Review by Ceri Wheeldon
I love going to the cinema and theatre and have really missed both this year.
I have found it increasingly difficult to find interesting series/films to watch on TV and streaming services. I thoroughly enjoyed the The Comey Rule on Sky/Now TV ( only available for a few more days) but have struggled to find anything bingeworthy since – until stumbling across the Queen’s Gambit on Netflix.

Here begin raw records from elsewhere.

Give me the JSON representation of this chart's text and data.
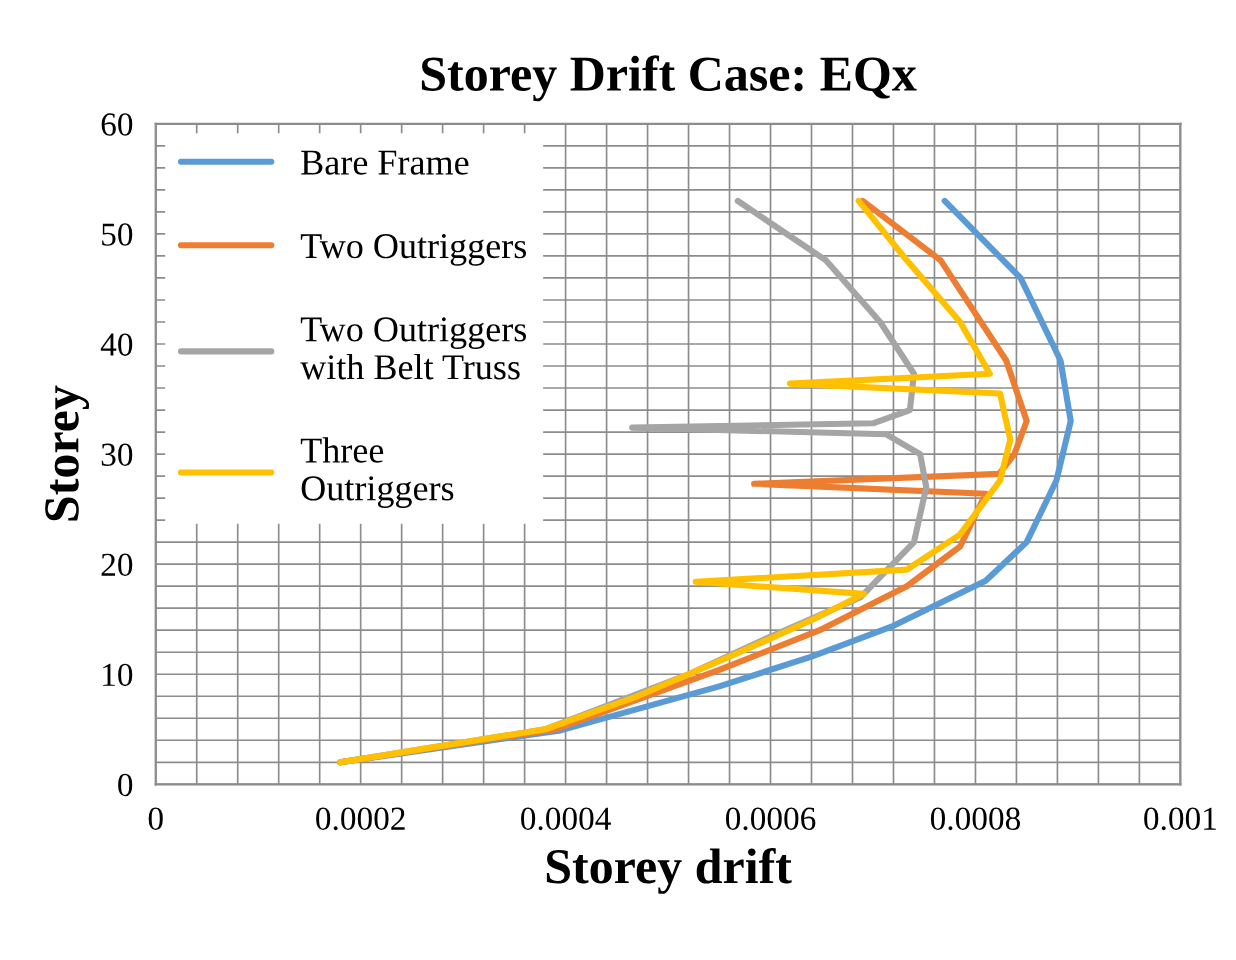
{
  "chart_data": {
    "type": "line",
    "title": "Storey Drift Case: EQx",
    "xlabel": "Storey drift",
    "ylabel": "Storey",
    "xlim": [
      0,
      0.001
    ],
    "ylim": [
      0,
      60
    ],
    "xticks": [
      0,
      {
        "value": 4e-05,
        "label": null
      },
      {
        "value": 8e-05,
        "label": null
      },
      {
        "value": 0.00012,
        "label": null
      },
      {
        "value": 0.00016,
        "label": null
      },
      0.0002,
      {
        "value": 0.00024,
        "label": null
      },
      {
        "value": 0.00028,
        "label": null
      },
      {
        "value": 0.00032,
        "label": null
      },
      {
        "value": 0.00036,
        "label": null
      },
      0.0004,
      {
        "value": 0.00044,
        "label": null
      },
      {
        "value": 0.00048,
        "label": null
      },
      {
        "value": 0.00052,
        "label": null
      },
      {
        "value": 0.00056,
        "label": null
      },
      0.0006,
      {
        "value": 0.00064,
        "label": null
      },
      {
        "value": 0.00068,
        "label": null
      },
      {
        "value": 0.00072,
        "label": null
      },
      {
        "value": 0.00076,
        "label": null
      },
      0.0008,
      {
        "value": 0.00084,
        "label": null
      },
      {
        "value": 0.00088,
        "label": null
      },
      {
        "value": 0.00092,
        "label": null
      },
      {
        "value": 0.00096,
        "label": null
      },
      0.001
    ],
    "yticks": [
      0,
      {
        "value": 2,
        "label": null
      },
      {
        "value": 4,
        "label": null
      },
      {
        "value": 6,
        "label": null
      },
      {
        "value": 8,
        "label": null
      },
      10,
      {
        "value": 12,
        "label": null
      },
      {
        "value": 14,
        "label": null
      },
      {
        "value": 16,
        "label": null
      },
      {
        "value": 18,
        "label": null
      },
      20,
      {
        "value": 22,
        "label": null
      },
      {
        "value": 24,
        "label": null
      },
      {
        "value": 26,
        "label": null
      },
      {
        "value": 28,
        "label": null
      },
      30,
      {
        "value": 32,
        "label": null
      },
      {
        "value": 34,
        "label": null
      },
      {
        "value": 36,
        "label": null
      },
      {
        "value": 38,
        "label": null
      },
      40,
      {
        "value": 42,
        "label": null
      },
      {
        "value": 44,
        "label": null
      },
      {
        "value": 46,
        "label": null
      },
      {
        "value": 48,
        "label": null
      },
      50,
      {
        "value": 52,
        "label": null
      },
      {
        "value": 54,
        "label": null
      },
      {
        "value": 56,
        "label": null
      },
      {
        "value": 58,
        "label": null
      },
      60
    ],
    "grid": true,
    "legend": "top left",
    "marker": "none",
    "line_style": "solid",
    "series": [
      {
        "name": "Bare Frame",
        "color": "#5b9bd5",
        "x": [
          0.00077,
          0.000844,
          0.000883,
          0.000893,
          0.000879,
          0.00085,
          0.00081,
          0.00072,
          0.00064,
          0.00055,
          0.000395,
          0.00018
        ],
        "values": [
          53,
          46,
          38.5,
          33,
          27.6,
          22,
          18.5,
          14.4,
          11.6,
          8.9,
          4.9,
          2
        ]
      },
      {
        "name": "Two Outriggers",
        "color": "#ed7d31",
        "x": [
          0.00069,
          0.000766,
          0.00083,
          0.00085,
          0.000838,
          0.000823,
          0.000584,
          0.00081,
          0.000785,
          0.000733,
          0.000648,
          0.00055,
          0.00039,
          0.00018
        ],
        "values": [
          53,
          47.6,
          38.5,
          33,
          30,
          28.2,
          27.3,
          26.4,
          21.6,
          18,
          14,
          10.4,
          5,
          2
        ]
      },
      {
        "name": "Two Outriggers\nwith Belt Truss",
        "color": "#a5a5a5",
        "x": [
          0.000568,
          0.000654,
          0.000707,
          0.00074,
          0.000736,
          0.0007,
          0.000465,
          0.000713,
          0.000746,
          0.000752,
          0.00074,
          0.000688,
          0.00059,
          0.00052,
          0.00038,
          0.00018
        ],
        "values": [
          53,
          47.6,
          42,
          37.3,
          34,
          32.8,
          32.4,
          31.8,
          30,
          27,
          22,
          17,
          13,
          10,
          5,
          2
        ]
      },
      {
        "name": "Three\nOutriggers",
        "color": "#ffc000",
        "x": [
          0.000686,
          0.000733,
          0.000785,
          0.000814,
          0.000619,
          0.000824,
          0.000834,
          0.000824,
          0.000785,
          0.000733,
          0.000527,
          0.000691,
          0.000642,
          0.00057,
          0.00047,
          0.00038,
          0.00018
        ],
        "values": [
          53,
          47.6,
          42,
          37.3,
          36.4,
          35.5,
          31.3,
          27.6,
          22.7,
          19.5,
          18.4,
          17.3,
          15,
          12,
          8,
          5,
          2
        ]
      }
    ]
  }
}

The story of a chess champion is an unlikely plot to make you want to immediately want to watch the next episode – but based on a book of the same name, we follow the story of a young girl orphaned at the age of eight who is taught to play chess by a kindly janitor at her orphanage – and becomes obsessed with becoming the greatest chess player in the world.
The main character has her own demons to from her past to come to terms with – not to mention an addiction to tranquilisers as well as the challenge of playing chess in a highly competitive male environment.

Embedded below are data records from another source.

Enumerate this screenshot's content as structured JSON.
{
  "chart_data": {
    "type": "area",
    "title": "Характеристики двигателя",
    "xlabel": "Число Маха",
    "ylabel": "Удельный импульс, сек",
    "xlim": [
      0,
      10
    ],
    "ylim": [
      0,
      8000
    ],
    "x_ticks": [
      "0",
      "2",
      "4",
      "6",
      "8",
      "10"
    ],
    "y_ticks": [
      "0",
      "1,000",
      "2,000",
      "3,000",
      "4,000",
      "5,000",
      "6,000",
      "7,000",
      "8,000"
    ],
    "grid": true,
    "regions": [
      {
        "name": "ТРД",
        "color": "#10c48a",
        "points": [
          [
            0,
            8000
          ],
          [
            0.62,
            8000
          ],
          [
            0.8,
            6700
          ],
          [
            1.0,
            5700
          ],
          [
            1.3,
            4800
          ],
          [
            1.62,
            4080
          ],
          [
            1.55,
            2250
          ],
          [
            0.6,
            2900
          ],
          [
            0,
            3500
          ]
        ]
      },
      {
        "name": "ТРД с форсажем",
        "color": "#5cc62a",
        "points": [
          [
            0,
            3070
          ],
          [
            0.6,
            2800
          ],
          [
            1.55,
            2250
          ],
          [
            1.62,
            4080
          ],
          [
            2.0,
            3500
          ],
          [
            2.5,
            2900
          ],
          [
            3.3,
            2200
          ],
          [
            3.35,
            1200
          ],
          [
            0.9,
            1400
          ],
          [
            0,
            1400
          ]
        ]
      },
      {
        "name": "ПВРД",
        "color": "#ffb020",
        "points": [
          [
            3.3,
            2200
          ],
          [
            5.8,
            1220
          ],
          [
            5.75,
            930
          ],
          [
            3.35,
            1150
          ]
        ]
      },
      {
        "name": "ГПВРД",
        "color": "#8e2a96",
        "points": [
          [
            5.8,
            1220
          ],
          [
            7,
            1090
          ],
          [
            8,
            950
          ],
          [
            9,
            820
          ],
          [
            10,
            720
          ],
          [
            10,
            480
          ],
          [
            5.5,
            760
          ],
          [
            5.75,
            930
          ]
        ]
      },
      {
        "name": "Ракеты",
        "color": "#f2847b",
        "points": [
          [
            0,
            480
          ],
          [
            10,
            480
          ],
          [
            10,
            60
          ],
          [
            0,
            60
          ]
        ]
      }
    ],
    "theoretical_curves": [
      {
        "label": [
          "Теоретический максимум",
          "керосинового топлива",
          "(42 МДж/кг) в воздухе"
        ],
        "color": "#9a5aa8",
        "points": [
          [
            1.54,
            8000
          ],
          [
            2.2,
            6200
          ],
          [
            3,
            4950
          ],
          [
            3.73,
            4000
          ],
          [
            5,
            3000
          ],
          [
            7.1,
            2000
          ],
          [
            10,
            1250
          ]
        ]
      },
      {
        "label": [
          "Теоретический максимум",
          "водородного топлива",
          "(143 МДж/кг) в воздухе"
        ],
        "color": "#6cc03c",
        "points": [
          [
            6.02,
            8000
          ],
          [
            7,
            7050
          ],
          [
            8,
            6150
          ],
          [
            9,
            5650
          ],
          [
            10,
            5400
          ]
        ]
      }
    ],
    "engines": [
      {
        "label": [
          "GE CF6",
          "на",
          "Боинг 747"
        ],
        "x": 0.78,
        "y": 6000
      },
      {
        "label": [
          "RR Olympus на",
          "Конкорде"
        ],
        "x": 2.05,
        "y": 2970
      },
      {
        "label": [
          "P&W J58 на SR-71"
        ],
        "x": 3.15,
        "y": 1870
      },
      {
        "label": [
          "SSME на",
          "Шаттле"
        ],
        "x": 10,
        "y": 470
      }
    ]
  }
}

We see her determination as well as witness her coming to terms with disappointment and loss.
Set mostly in the 1960s the detail in the fashion is fabulous. With the main prize in chess being invited to play against the Soviet Grand Masters in Russia we also have a glimpse into life in Russia at that time , where chess players were the Soviet equivalent of pop stars.
I don’t play chess and cannot even begin to understand the game, but this did not stop me from enjoying the series (there are seven episodes in total) .
The cast is outstanding, with Anya Taylor-Joy playing the main character. She is entirely believable in the role which she assumes when her character is aged thirteen continuing through to her twenties.
The Queen’s Gambit is a refreshing change from the formulaic series mostly available. An absolute gem – not to be missed.